O Mocho Sábio vai trocando discretas
SMS com a namorada a combinar umas cenas para o fim-de-semana. A Lagartixa
Gervásia, enregelada porque não apanha pinga de sol há horas, pousou os queixos
na mesa e parece em hibernação intermitente, abrindo ora um olho ora outro. O
Sapo Relator, a pretexto de verificar o som do gravador bifuncional de onde mais
tarde verterá aquela lengalenga para a acta, vai ouvindo hip-hop e ruminando na rã das pernas elásticas que anda a fazer-se-lhe
desentendida.
O Presidente da Mesa, o Grilo
Pimpão, esse, para abreviar, ainda arengou sobre ambivalência prospectiva e disse
umas lérias sobre três cenários putativos de uma estratégia tangencial.
Pôs o assunto à discussão dos
membros do Comité e, quando o pato-mudo levantou uma asa para comunicar uma
coisa, o Grilo Pimpão franziu o sobrolho. Com rosto crispado e voz de Napoleão
em Santa Helena, disse-lhe que fosse breve “…

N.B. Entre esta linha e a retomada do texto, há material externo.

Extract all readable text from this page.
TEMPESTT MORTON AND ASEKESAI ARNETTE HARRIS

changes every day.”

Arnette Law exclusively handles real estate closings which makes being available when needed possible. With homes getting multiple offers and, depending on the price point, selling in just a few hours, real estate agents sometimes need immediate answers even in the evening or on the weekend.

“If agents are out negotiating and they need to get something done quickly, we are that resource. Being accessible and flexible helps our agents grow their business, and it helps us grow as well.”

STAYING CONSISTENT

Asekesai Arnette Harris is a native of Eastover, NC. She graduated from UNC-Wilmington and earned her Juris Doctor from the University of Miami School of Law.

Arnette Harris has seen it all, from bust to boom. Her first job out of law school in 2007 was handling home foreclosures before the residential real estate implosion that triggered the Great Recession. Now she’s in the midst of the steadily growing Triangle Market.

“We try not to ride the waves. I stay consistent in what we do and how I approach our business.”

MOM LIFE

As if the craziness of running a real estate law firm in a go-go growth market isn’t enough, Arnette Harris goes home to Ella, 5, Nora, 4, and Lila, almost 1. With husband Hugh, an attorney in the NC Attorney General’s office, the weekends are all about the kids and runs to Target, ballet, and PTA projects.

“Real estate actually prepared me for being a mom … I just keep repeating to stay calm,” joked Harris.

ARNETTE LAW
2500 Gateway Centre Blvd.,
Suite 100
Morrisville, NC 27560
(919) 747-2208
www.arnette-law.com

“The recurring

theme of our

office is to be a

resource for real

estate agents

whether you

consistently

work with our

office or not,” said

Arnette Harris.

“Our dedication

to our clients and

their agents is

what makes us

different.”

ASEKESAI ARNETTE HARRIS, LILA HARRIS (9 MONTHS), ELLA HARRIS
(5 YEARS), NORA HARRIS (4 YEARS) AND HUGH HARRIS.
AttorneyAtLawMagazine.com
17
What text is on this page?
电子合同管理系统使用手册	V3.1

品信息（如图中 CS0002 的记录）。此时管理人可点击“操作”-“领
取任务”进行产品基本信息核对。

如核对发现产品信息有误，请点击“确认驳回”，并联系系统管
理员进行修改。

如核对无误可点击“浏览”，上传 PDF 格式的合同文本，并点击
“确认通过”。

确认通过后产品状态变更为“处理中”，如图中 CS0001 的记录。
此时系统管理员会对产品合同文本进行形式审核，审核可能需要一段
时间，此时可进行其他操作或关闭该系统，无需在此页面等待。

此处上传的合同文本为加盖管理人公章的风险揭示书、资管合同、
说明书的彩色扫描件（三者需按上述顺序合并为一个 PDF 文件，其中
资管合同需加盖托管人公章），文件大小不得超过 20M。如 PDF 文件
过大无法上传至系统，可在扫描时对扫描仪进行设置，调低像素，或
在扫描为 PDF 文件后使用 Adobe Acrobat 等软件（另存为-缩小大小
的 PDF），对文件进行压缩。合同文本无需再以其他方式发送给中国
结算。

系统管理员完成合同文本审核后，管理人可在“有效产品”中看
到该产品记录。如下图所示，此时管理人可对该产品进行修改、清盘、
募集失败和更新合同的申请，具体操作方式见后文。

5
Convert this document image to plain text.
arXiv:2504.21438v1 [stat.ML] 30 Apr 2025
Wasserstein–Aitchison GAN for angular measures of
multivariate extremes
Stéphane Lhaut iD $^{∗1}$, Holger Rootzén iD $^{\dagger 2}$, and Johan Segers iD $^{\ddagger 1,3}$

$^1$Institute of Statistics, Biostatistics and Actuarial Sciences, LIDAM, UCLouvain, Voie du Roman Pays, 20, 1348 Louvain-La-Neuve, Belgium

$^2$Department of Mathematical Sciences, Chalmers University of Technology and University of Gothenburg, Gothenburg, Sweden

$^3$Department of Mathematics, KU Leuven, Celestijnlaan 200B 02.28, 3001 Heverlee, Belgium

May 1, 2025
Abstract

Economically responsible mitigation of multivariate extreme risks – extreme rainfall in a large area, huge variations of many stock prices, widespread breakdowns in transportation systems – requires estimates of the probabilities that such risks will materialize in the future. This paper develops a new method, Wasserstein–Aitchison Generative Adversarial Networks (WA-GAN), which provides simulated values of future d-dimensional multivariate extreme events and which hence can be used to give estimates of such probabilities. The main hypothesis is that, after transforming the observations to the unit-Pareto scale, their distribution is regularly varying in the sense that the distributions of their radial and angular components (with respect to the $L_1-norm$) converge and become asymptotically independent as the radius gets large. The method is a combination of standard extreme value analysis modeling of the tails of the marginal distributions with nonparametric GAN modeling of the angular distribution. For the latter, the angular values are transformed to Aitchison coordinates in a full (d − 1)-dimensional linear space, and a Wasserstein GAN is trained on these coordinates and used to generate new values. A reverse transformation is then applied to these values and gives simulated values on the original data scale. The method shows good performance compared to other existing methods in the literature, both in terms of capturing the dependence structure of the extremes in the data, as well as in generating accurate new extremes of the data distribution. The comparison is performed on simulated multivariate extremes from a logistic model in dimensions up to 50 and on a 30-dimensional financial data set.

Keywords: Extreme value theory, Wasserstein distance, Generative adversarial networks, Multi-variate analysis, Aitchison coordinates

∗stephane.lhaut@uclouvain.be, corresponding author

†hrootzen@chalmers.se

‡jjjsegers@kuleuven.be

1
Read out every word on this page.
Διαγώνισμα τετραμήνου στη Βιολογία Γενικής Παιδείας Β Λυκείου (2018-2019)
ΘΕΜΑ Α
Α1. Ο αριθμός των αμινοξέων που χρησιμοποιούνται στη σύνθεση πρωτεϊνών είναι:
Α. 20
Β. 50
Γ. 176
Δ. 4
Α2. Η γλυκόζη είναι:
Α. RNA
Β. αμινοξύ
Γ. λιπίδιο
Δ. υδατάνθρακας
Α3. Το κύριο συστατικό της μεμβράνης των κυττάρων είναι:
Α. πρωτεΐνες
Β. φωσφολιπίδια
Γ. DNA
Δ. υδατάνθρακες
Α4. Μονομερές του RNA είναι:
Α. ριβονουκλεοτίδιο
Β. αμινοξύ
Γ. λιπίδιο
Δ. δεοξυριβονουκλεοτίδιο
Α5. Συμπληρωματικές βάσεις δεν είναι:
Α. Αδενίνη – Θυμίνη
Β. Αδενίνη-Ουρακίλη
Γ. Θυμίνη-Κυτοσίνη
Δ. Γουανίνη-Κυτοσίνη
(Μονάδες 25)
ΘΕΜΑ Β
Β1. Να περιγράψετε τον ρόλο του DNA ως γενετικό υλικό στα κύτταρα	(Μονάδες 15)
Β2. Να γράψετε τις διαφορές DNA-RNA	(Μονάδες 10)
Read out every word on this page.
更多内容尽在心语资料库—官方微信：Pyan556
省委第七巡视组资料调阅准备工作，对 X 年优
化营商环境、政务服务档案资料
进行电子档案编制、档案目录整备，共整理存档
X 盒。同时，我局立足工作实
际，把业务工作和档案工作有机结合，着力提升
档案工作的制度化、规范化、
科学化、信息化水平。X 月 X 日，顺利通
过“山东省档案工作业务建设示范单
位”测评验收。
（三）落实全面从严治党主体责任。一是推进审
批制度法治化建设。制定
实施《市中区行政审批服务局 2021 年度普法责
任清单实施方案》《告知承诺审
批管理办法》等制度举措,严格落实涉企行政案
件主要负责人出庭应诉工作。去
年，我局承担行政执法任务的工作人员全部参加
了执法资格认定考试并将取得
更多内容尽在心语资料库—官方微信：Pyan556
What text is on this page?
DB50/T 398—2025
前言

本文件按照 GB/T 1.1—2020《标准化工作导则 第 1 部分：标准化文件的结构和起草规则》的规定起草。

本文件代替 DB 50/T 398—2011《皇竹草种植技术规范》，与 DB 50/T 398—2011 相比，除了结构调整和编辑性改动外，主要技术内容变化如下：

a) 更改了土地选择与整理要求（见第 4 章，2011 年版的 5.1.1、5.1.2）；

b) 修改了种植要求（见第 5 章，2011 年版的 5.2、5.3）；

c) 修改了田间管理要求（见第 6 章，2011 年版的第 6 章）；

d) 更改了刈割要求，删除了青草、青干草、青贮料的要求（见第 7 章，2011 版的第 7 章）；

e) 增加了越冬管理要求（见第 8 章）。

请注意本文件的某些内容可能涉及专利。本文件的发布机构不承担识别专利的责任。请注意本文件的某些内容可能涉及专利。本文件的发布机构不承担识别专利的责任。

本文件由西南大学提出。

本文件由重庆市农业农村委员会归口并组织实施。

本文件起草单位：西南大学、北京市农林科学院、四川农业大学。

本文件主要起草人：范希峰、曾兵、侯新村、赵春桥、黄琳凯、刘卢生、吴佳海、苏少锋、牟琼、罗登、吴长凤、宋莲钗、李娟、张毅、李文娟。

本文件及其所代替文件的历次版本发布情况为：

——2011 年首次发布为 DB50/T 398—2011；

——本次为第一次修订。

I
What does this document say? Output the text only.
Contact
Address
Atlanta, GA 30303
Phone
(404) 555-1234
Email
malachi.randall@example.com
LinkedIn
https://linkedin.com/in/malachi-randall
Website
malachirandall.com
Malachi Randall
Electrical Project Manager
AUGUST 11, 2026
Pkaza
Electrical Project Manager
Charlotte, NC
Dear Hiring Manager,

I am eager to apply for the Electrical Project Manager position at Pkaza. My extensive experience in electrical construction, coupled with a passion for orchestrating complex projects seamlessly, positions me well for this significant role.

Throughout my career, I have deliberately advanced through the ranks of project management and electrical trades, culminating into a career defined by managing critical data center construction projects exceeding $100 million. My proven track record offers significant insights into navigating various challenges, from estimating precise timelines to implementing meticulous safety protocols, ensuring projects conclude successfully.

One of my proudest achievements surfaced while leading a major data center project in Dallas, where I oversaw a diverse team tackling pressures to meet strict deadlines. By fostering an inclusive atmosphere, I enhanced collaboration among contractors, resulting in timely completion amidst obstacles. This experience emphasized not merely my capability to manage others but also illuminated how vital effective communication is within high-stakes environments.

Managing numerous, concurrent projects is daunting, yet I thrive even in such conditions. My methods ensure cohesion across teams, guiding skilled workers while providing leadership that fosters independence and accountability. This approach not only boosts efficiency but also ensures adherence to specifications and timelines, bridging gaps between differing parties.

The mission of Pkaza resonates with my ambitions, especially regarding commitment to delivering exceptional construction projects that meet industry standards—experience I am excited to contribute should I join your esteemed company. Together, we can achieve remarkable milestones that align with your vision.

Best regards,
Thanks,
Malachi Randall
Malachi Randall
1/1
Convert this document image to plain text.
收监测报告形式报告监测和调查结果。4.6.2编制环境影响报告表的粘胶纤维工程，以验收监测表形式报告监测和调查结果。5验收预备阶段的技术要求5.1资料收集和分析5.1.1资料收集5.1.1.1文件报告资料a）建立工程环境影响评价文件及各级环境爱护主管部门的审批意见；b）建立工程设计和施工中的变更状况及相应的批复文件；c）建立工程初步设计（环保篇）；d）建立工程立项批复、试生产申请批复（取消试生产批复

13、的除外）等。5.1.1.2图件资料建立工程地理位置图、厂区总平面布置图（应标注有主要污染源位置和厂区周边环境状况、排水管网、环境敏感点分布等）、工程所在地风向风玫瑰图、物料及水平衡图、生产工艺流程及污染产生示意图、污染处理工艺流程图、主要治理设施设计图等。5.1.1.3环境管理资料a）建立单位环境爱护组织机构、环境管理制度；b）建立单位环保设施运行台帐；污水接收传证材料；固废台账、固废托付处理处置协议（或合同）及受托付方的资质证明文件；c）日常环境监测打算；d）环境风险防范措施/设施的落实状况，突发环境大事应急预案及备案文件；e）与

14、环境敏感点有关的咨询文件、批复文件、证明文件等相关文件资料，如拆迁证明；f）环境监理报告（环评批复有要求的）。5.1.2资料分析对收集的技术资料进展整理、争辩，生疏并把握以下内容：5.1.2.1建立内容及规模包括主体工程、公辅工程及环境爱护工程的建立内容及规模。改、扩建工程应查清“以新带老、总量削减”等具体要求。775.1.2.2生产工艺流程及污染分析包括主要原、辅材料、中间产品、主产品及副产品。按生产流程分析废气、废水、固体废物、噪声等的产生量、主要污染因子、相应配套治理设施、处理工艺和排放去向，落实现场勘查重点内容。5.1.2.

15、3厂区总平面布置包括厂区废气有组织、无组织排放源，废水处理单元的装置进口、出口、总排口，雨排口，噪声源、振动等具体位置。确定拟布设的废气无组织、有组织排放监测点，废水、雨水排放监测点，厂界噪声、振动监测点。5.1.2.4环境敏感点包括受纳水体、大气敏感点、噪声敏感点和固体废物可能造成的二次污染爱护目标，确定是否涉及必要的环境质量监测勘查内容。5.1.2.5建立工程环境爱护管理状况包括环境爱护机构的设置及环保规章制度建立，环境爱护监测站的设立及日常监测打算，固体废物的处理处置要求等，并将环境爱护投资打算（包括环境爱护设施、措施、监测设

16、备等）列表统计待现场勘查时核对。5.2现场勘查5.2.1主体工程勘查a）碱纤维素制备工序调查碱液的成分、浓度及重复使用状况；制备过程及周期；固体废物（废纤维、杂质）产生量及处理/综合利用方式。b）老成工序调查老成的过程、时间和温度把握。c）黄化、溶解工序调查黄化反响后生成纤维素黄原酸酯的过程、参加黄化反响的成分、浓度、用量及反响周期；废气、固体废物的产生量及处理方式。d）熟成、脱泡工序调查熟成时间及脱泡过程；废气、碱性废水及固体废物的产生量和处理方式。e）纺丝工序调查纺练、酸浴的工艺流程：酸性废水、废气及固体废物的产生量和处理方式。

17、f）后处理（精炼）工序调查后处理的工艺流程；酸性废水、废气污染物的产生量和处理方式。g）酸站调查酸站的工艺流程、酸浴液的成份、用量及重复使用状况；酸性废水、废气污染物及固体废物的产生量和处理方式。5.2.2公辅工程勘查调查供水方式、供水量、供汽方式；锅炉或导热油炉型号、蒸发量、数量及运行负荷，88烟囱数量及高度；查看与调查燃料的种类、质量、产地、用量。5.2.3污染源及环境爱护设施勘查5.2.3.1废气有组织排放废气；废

não temos todo o tempo do mundo!”.
Após horas e horas de sucessivos
arrazoados, de reflexões às suas próprias prédicas e de uma tirada retórica acerca
das decisões que se impunham, o Grilo Pimpão encerrou a sua bela reunião. Estava
ufano. Tinha mostrado à bicharada o que devia ser mostrado e nem reparou que só
havia dois animais acordados: ele e o Sapo Relator, este só com um olho aberto…
e já meio fechado!
Esta reunião de Comité de
Planeamento Animal Arrabidal de Emergência teve um sucesso inquestionável. Na
acta foi registada a participação entusiástica dos honoráveis representantes
dos animais da Arrábida e obnubilada a sua abstinência geral que, aliás, fora superiormente
orientada pelos contundentes arrufos do Grilo Pimpão. Foi transcrita para a acta
uma declaração oral de um passarão que pensa que assim terá um futuro melhor.
Dela consta que Sua Excelência evidenciou uma fina sensibilidade para as
relações humanas, demonstrou uma notável perícia comunicacional e que tem uma excepcional capacidade de síntese.
Quando o Grilo Pimpão e o Sapo
Relator iam saindo, este perguntou-lhe: “Então e o planeamento da investigação
à epidemia de mentira de Fátima, achas que a bicharada aderiu?!” Obteve uma eloquente
resposta esquizofrénica:
-
Sem a
mínima dúvida, o que eles precisam é de um líder forte, que lhes ilumine o
caminho!!! Ficaram a saber quem manda…
Tudo isto aconteceu no tempo em que os animais
falavam… nos nossos dias tudo é diferente.